Last week, I attended a Utah Avalanche Center (UAC) and SheJumps Women's Backcountry 101 class. The avalanche safety course started with an evening classroom presentation with over thirty women participating. The instructors were formidable (not necessarily in size, but in knowledge, experience, and capability) women who have guided all over the world, taught many avalanche awareness and education courses, and forecaste for the UAC. During the presentations, the instructors used videos and slides about avalanche safety, told personal stories, and gave students opportunities to ask questions. We went over the avalanche characteristics, snowpack fundamentals, clues to instability, terrain assessment, safe avalanche techniques, rescue scenarios, and decision-making strategies.
Then for our field day at Brighton Ski Resort, we broke into smaller groups of four-six students with an instructor guide, rode a quick chairlift, and left the resort boundaries into the backcountry. Throughout the day we did beacon checks, practiced avalanche rescue scenarios (with avalanche beacons, probes and shovels), assessed avalanche terrain using a compass and inclinometer (measuring slope angle), dug a snow-pit to analyze snowpack all the way down to the ground, practiced safe uphill (on skins) and downhill technique in out-of-bounds areas, and bonded with great ladies. We looked at terrain that is safer to more dangerous slopes to avoid depending on avalanche danger. Most importantly I earned my turns in untracked fresh Utah powder in a safe manner!

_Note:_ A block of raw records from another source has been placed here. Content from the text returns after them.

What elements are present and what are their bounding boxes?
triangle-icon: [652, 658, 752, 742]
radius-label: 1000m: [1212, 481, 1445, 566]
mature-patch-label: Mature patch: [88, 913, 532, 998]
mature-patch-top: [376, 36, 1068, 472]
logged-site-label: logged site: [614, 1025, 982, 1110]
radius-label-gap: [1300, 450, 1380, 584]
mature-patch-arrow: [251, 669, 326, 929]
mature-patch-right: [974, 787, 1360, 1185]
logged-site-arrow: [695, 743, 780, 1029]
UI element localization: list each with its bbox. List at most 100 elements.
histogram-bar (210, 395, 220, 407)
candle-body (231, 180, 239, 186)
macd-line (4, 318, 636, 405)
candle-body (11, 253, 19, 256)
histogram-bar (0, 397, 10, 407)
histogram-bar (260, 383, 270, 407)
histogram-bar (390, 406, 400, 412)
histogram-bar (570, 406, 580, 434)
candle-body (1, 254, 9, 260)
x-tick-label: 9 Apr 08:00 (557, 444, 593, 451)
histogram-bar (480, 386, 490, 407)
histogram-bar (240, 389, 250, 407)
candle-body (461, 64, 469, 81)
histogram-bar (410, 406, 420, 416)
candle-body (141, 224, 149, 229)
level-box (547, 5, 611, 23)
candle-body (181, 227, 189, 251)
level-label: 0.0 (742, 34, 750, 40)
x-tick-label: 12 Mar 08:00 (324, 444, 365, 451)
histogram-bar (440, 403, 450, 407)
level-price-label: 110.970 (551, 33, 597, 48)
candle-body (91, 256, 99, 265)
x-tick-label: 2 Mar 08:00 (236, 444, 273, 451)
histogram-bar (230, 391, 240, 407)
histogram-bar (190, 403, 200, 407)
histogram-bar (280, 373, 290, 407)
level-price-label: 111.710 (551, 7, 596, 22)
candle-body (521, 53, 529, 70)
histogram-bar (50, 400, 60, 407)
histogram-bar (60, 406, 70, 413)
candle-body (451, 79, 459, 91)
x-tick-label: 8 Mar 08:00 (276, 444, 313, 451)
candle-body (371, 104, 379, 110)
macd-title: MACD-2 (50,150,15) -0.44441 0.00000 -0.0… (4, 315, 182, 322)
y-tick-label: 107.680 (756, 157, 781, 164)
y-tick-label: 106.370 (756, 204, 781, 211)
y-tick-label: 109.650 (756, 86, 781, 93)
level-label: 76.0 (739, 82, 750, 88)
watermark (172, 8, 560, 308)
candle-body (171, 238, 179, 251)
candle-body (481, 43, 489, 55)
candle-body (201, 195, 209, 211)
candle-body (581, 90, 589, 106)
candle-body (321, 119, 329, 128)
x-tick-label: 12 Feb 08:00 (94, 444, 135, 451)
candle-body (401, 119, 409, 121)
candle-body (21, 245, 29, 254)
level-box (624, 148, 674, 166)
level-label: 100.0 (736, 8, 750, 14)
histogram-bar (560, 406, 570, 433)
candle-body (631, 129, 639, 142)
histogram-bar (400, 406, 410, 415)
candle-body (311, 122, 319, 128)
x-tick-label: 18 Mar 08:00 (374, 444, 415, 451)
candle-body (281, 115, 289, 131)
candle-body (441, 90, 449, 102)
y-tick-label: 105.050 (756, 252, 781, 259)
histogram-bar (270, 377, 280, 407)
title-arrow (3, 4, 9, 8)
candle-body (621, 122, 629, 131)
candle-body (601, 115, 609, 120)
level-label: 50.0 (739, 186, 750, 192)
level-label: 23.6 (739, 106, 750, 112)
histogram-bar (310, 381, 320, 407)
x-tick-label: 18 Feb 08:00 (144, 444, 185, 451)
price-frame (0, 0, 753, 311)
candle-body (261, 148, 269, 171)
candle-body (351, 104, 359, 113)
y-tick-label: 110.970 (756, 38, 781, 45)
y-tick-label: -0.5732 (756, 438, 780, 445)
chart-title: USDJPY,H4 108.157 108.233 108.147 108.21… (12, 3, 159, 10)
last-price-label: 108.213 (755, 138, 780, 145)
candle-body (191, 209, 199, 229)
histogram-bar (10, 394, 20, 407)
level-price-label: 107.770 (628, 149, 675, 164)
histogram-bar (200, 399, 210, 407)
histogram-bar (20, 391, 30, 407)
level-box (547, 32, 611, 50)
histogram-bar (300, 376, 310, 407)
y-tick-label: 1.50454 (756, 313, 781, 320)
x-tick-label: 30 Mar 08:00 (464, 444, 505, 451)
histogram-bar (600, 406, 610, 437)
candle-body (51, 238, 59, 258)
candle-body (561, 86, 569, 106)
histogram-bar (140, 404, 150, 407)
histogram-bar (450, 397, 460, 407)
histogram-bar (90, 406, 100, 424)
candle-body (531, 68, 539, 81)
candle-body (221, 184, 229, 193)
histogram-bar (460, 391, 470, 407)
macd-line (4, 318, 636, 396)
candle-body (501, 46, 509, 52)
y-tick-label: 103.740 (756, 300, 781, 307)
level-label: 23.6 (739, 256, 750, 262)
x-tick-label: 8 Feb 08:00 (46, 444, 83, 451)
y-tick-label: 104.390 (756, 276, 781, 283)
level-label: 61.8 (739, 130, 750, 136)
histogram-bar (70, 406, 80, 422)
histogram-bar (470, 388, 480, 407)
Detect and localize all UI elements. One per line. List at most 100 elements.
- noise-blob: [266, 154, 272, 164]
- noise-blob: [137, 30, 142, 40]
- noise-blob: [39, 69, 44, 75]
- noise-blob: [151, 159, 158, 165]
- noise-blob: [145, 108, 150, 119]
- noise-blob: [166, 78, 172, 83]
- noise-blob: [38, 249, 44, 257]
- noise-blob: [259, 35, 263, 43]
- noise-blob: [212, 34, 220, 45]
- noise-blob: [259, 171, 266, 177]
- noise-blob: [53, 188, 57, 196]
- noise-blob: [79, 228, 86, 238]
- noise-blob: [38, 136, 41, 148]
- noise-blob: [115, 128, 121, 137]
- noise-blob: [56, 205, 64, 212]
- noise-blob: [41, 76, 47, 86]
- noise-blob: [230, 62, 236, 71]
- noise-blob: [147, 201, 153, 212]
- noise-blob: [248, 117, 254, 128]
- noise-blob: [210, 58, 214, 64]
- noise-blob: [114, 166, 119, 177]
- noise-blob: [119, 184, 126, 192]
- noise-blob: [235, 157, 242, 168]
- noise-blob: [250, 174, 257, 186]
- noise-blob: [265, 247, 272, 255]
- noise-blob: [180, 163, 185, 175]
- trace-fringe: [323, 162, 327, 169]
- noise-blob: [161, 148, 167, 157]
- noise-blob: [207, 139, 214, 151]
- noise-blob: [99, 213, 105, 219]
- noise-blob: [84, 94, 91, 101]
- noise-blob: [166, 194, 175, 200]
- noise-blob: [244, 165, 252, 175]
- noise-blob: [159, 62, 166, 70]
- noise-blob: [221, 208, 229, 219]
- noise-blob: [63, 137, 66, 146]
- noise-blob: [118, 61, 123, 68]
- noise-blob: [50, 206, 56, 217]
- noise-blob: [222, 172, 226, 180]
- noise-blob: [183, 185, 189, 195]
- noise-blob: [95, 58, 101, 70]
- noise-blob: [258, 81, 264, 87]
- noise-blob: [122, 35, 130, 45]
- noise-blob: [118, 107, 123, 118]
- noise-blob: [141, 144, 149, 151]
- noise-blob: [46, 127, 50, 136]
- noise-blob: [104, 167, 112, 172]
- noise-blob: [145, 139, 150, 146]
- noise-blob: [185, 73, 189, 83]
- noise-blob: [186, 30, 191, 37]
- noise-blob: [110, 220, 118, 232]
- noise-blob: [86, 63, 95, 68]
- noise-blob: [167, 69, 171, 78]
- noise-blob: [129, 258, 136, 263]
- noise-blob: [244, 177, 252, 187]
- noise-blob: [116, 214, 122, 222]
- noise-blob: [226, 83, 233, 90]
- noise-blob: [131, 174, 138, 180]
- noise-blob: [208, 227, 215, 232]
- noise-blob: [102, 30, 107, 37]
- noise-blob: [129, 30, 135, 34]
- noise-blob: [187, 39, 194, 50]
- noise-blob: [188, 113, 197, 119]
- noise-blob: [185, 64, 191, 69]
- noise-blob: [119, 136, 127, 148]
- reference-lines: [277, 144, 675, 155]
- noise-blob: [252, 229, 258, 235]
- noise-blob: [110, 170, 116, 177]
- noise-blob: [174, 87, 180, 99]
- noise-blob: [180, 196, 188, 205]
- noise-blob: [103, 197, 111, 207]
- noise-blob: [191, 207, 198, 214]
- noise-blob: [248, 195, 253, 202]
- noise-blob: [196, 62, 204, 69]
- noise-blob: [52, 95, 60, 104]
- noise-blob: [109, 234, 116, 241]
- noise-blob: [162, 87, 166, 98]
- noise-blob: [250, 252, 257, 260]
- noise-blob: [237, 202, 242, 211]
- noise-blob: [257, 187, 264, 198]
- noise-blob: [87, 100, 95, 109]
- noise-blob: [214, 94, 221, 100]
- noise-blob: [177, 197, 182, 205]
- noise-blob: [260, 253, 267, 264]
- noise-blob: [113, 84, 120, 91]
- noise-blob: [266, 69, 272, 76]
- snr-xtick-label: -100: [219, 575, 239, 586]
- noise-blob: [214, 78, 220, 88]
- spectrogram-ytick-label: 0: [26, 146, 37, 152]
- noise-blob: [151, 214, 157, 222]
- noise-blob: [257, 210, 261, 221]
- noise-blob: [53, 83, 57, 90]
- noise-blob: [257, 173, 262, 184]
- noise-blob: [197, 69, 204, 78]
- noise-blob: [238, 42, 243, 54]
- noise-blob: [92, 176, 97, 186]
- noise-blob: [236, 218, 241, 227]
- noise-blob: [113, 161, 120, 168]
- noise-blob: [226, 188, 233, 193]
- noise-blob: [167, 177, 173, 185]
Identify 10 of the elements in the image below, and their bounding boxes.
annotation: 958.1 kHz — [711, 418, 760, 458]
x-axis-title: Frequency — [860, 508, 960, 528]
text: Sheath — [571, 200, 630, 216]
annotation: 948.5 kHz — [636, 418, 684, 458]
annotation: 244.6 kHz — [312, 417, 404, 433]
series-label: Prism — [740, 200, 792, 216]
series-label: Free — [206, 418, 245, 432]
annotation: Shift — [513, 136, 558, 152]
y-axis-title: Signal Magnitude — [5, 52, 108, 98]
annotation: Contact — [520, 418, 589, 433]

I highly recommend the UAC Backcountry 101 course to anyone who wants to become more comfortable with entry-level backcountry skiing or snowboarding and also to those who are looking for increased awareness about avalanche safety. This particular all-women's course was great for me: it was a comfortable and secure setting, I learned a lot, was affordable ($140), and I got to meet and become closer friends with some amazing women. Now I want to continue my avalanche safety education and look forward to skiing in-bounds more aware and also backcountry skiing on mellower, more stable terrain.
Happy safe skiing and snowboarding in the greatest snow on earth!